You see, it was freshman year. Decisions on how to get involved had to be made, because I’m that “I can’t be doing nothing” type of girl. Sure, I love my lazy days like anyone else, but routine is certainly not my thing. So when all my roommates decided to sign up for sorority recruitment at the beginning of summer semester, I said, “go ahead”. Coming from another country and having major homesickness, I thought: why would anyone want me? How am I even supposed to fit in? Sororities are something that I would see in movies, portrayed by barbie doll-blonde girls who would only be good at cheerleading and getting boys to do things for them. That’s definitely something I would not identify with -- so why even take the risk?
As the summer went by, I kept making more and more friends, all of them bustling about which sorority was better, what they were ranked, yadda yadda yadda. It seemed as if I could not get out of the Greek world although I wasn’t even in it! I honestly did not get what the big deal was, until one day I mistakenly went to a table, thinking it was something else and *drum roll* it was the PiChis, advertising for recruitment. It was their last day, and they were trying to get as many girls as possible. I don’t remember her name, but this one girl, short with long brown hair (i.e. stereotypically everyone in Miami) said, "But why not? Aren’t you a risk taker? What is the most you have to lose?"
As I stood there, basically speechless, I asked myself the same thing. The most I have to lose is that I won’t like it, and I would waste a weekend. There are 52 more Saturdays and Sundays left…so that’s that. That night, I googled "FIU Recruitment" and enrolled and that was the start of my sorority life.
Going into recruitment not knowing what you want is the best, yet most hectic choice. I walked in not really knowing what to expect, until I was at the door of my first party and my Rho Gamma said, “Beware, there is clapping and singing involved.” Thanks to her, I kept my calm when I was inundated by chipper songs and dazzling smiles. As I went from party to party that day, the nerves died down. I had favorites already, but I didn’t even know until the doubt of not being called back chilled my bones.
To keep the story short, I guess I kept them entertained enough that I kept getting called back. Some of the girls in my group didn’t, and I can tell you it is hard to see, as a person who did get chosen, a girl cry over something that wasn’t meant to be. I’m a firm believer that everything happens for a reason, and some girls just take time to accept the same. The worst was on bid day. A rho sister of mine was extremely sure she had gotten into the sorority she wanted, (the one I wanted as well), only to be let down and have to walk towards the FIU stadium in tears. That was one of the most heartbreaking experiences I have ever had, but her story is one I will tell because she gave them a chance.

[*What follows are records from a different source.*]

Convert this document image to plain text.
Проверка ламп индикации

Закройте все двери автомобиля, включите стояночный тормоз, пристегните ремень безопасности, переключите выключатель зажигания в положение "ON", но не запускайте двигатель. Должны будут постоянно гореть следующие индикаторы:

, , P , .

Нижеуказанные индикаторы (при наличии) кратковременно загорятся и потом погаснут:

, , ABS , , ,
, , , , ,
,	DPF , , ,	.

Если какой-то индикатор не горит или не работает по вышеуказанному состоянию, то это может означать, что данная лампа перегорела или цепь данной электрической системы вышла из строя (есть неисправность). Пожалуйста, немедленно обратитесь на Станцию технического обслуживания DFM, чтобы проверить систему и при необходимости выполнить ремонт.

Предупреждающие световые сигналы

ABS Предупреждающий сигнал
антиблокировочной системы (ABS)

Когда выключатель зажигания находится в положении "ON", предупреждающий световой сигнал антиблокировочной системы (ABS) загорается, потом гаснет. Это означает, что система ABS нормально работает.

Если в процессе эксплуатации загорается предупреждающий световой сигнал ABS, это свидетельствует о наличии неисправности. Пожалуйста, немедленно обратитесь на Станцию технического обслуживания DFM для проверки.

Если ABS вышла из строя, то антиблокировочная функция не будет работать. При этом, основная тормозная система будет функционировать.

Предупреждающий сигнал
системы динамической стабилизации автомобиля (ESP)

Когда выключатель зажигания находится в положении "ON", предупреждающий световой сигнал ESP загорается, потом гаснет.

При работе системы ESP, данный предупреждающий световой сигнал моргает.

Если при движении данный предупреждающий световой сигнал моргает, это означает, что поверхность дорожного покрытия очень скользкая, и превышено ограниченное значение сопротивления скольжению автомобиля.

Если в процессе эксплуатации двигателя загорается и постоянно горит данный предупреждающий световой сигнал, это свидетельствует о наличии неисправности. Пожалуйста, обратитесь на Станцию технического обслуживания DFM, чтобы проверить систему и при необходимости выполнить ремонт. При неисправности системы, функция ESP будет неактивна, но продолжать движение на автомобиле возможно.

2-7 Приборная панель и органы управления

And a chance was all it took for her to be part of something bigger than herself.
I went on to accepting my bid and getting to know the girls who seemed amazingly perfect in my eyes.We are all unique, they said, and that’s what makes us special. As I met people, discovered with people, laughed with people, cried with people, they went from being people, to being my sisters. These girls have been there for me from when I don’t want to get out of bed, to when I need a place to sleep in for a weekend. It’s been a hell of a roller coaster ride, but I would never change that choice. Although no one from my family and friends back home really agreed with sororities (they think of it as "paid friendships"), now they ask about how I’m doing in mine, curious to know what is so special about it.
So to you who’s undecided about sorority recruitment, I hope my story shows you that you’re not alone. There will be girls that do not rush, and that is okay. But there will be girls, hopefully like you and I, who do at the last minute; and it ends up being the start of not only an amazing college experience, but of the rest of their life.